Belle époque, Époque georgienne, Époque Régence, Époque victorienne / mercredi, mai 26th, 2021

On va encore parler d’étiquette (parce que c’est fascinant… 😉 )

Quand un évènement public important a lieu et qu’il implique la présence de beaucoup de personnes, on organise son déroulement selon une certaine chorégraphie pour que ça ne soit pas le chaos (sinon, on imagine bien que tout le monde jouerait des coudes pour être au premier rang et voir ou se faire voir). Or, on ne se contente pas d’aligner les gens en rangs d’oignons pour le plaisir d’avoir de belles rangées : il faut que tout cela ait un sens, et en particulier que cela reflète les relations qui relient les individus les uns aux autres. Bref, il faut de l’étiquette, du protocole, un ordre de préséance…

« EN RANG D’OIGNONS » : certains pensent que cette expression viendrait du baron d’Ognon, qui était maître de cérémonie sous le règne de Henri II, au XVIe siècle, et qui était en charge d’établir le protocole lors des grands évènements. Être placé en rang d’Ognon signifierait donc être placés dans l’ordre souhaité par Ognon.

Cela dit, cette explication est contestée, car il semblerait qu’à l’époque du baron d’Ognon l’expression signifiait plutôt « s’intégrer à une compagnie où on n’a pas sa place » ou bien « prendre place dans une réunion où on n’est pas invité ». Une autre explication possible serait une déformation de la phrase « en rang d’union », ou encore une allusion aux oignons que les paysans avaient l’habitude d’attacher ensemble en les triant par tailles.


C’est quoi, un ordre de préséance ?

Le mot préséance apparaît dès le XVIe siècle et signifie « droit de s’asseoir, de prendre place, de siéger; place où l’on s’assied; ordre dans lequel on est assis ». Par conséquent, l’ordre de préséance désigne l’ordre dans lequel les gens arrivent, partent, marchent, sont assis, annoncés ou accueillis lors de cérémonies officielles, des réceptions, des dîners, ainsi que dans la documentation à leur sujet. Pendant une cérémonie, l’ordre de préséance se traduit notamment par la position spatiale respective des gens : les personnes les plus importantes sont placées plus en hauteur; à hauteur égale, l’avant prime sur l’arrière; sur une rangée, la droite est plus honorable que la gauche; dans un banquet ou dans une procession où le roi est placé au milieu, c’est la proximité par rapport à celui-ci qui compte plus que la position en avant… Bref. Des codes et des symboles, en veux-tu, en voilà.

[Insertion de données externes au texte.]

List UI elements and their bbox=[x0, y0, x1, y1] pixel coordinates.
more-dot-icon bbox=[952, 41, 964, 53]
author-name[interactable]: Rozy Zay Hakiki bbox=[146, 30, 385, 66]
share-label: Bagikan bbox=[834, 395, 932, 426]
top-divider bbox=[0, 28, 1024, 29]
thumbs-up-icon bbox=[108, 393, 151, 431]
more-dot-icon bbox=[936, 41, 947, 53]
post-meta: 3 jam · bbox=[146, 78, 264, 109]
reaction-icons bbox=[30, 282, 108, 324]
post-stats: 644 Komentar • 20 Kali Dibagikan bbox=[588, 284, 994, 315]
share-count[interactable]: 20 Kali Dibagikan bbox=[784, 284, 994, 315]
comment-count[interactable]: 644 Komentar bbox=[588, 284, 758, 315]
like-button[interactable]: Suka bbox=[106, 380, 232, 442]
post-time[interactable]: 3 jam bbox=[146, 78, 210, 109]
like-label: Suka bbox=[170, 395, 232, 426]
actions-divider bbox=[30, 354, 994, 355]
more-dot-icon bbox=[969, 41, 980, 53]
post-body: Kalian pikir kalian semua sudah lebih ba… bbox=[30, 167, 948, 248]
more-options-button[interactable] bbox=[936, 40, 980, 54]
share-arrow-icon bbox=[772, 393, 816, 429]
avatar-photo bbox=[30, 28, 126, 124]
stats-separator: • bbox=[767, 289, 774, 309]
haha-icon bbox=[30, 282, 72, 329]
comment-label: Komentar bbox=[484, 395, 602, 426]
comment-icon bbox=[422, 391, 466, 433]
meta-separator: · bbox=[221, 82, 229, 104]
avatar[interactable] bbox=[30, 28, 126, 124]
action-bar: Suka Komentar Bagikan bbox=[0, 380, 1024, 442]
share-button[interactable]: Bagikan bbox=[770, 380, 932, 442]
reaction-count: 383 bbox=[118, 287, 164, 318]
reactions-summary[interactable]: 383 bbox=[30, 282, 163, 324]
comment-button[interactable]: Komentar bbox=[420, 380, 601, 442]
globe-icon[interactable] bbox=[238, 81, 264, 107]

On attribue un ordre de préséance aux gens dotés d’un statut particulier (membres de la royauté, de la noblesse, etc) ou d’une fonction qu’ils occupent (hauts fonctionnaires, dignitaires de l’Église, juges…). Ces règles de protocole évoluent avec le temps et sont mises par écrit dans des décrets ou des mandats officiels, pour qu’on s’y retrouve et que tout le monde ne soit pas tout le temps en train de contester la place qui leur a été attribuée.

Dans l’Angleterre médiévale, une certaine préséance existait déjà, car les lois anglo-saxonnes admettaient la différence de rang social entre les gens. Les choses se corsent encore lorsque l’Angleterre est conquise par Guillaume de Normandie à partir de 1066, puisqu’il y importera le protocole qui se pratiquait en France à la même époque. Mais il semblerait que c’est surtout sous l’Ancien Régime (du XVIe siècle jusqu’à la Révolution française) que ce protocole se durcit et s’ancre durablement dans les cours royales européennes : la hiérarchie sociale se précise – on a déjà parlé ici – et il faut déterminer qui se place où afin de représenter les degrés hiérarchiques entre les gens, et notamment entre le souverain et son entourage. Les règles de l’étiquette ne feront ensuite que se multiplier au fil du temps.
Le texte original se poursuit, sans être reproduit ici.